Following its release, Health Minister Shandro turned the AHS review report over to an AHS implementation team, which was tasked with reporting on their own recommendations in 100 days. As this date was five months delayed by the province’s pandemic response, nothing had been made public until today. The 82 page plan outlines extensive cuts across our public health care system, acutely in line with the recommendations made by the initial Ernst & Young review. While the Health Minister has publicly stated that the implementation will be determined by AHS and guided by Operational Best Practices, a leaked document acquired by CBC reveals that Minister Shandro had in fact directed AHS to produce plans to implement all of the recommendations in the Ernst & Young report, except for a few he determined were off the table.
Included in the proposal are plans to contract out in-hospital food, laundry and environmental services, removing nurses’ collective agreement provisions, introducing home care co-pays, ramping up chartered surgical services, and reconfiguring rural emergency department, acute care and maternity/obstetric services—among many others. This plan has the potential to turn our health care dollars, resources and staff over to private companies which will be subsidized by public health care funding. Most pressingly, the government has forecasted 11,000 health care job losses, affecting up to 16,000 workers across the province.
While in today’s press conference, Minister Shandro said there would be no impact to nurses or front-line health workers for the duration of the pandemic, this contradicts the letter received this morning by the United Nurses of Alberta, which clearly states that AHS intends to proceed with its previously announced layoff of 500 nursing full-time equivalents, which equates to 750 nurses out of work, according to UNA’s estimation.
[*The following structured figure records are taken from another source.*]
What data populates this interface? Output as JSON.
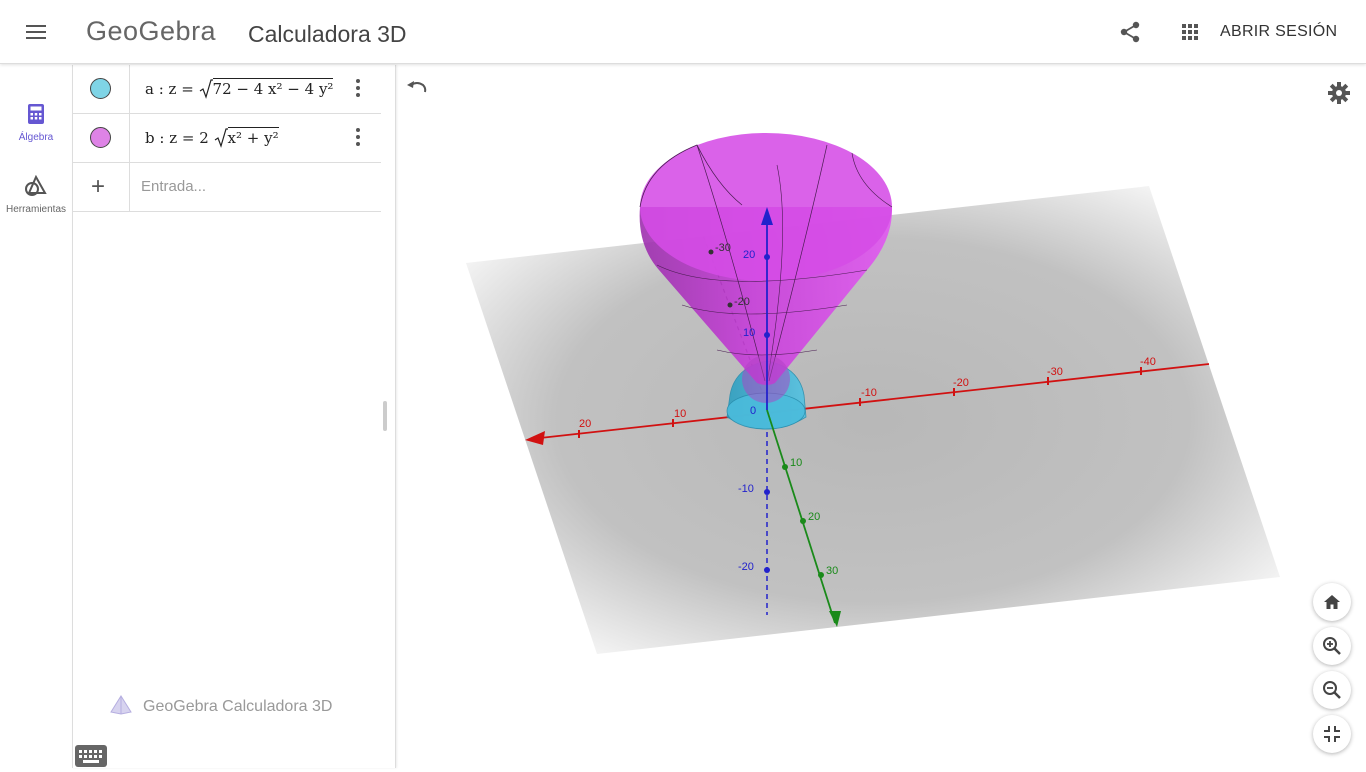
{
  "header": {
    "logo": "GeoGebra",
    "title": "Calculadora 3D",
    "login_label": "ABRIR SESIÓN"
  },
  "sidebar": {
    "items": [
      {
        "label": "Álgebra",
        "icon": "calculator-icon",
        "active": true
      },
      {
        "label": "Herramientas",
        "icon": "tools-icon",
        "active": false
      }
    ]
  },
  "algebra": {
    "objects": [
      {
        "name": "a",
        "color": "#7fd4e6",
        "formula_prefix": "a :  z = ",
        "radicand": "72 − 4 x² − 4 y²"
      },
      {
        "name": "b",
        "color": "#de83e6",
        "formula_prefix": "b :  z = 2 ",
        "radicand": "x² + y²"
      }
    ],
    "input_placeholder": "Entrada...",
    "brand": "GeoGebra Calculadora 3D"
  },
  "graphics": {
    "x_ticks": [
      "20",
      "10",
      "-10",
      "-20",
      "-30",
      "-40"
    ],
    "y_ticks": [
      "10",
      "20",
      "30"
    ],
    "z_ticks_up": [
      "10",
      "20"
    ],
    "z_ticks_down": [
      "-10",
      "-20"
    ],
    "y_ticks_back": [
      "-20",
      "-30"
    ],
    "origin_label": "0",
    "colors": {
      "x_axis": "#d11111",
      "y_axis": "#1a8a1a",
      "z_axis": "#2222cc",
      "cone": "#d54ce6",
      "hemisphere": "#3ab5d6"
    }
  }
}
“Rather than building upon the solid foundation that we have in our health care, this government is choosing to sell it off to the highest bidder without presenting Albertans with so much as a business plan to show how these proposed ‘savings’ would impact patients and the care they are able to access,” says Azocar. “Rather than recognizing the vital importance of our health care providers, they are choosing to cut 11,000 good jobs at a time when many Albertans are already out of work. Albertans need to ask themselves if this is the recovery they envisioned for their province. Frankly, we demand better.”
AHS’s plan, as directed by Minister Shandro, will see no less than the decimation of our public health care. Despite Minister Shandro’s attempt to spin it, contracting out is not just a change in employers, it’s a change in the way we deliver health care and a clear move towards private health care. As we continue to navigate the immediate and long-term implications of this pandemic, Alberta’s government is trying to suggest that the path forward lies in laying off thousands of health care workers, and privatizing our health care. Albertans should know better than to trust them.
More to follow from Friends of Medicare in the coming days.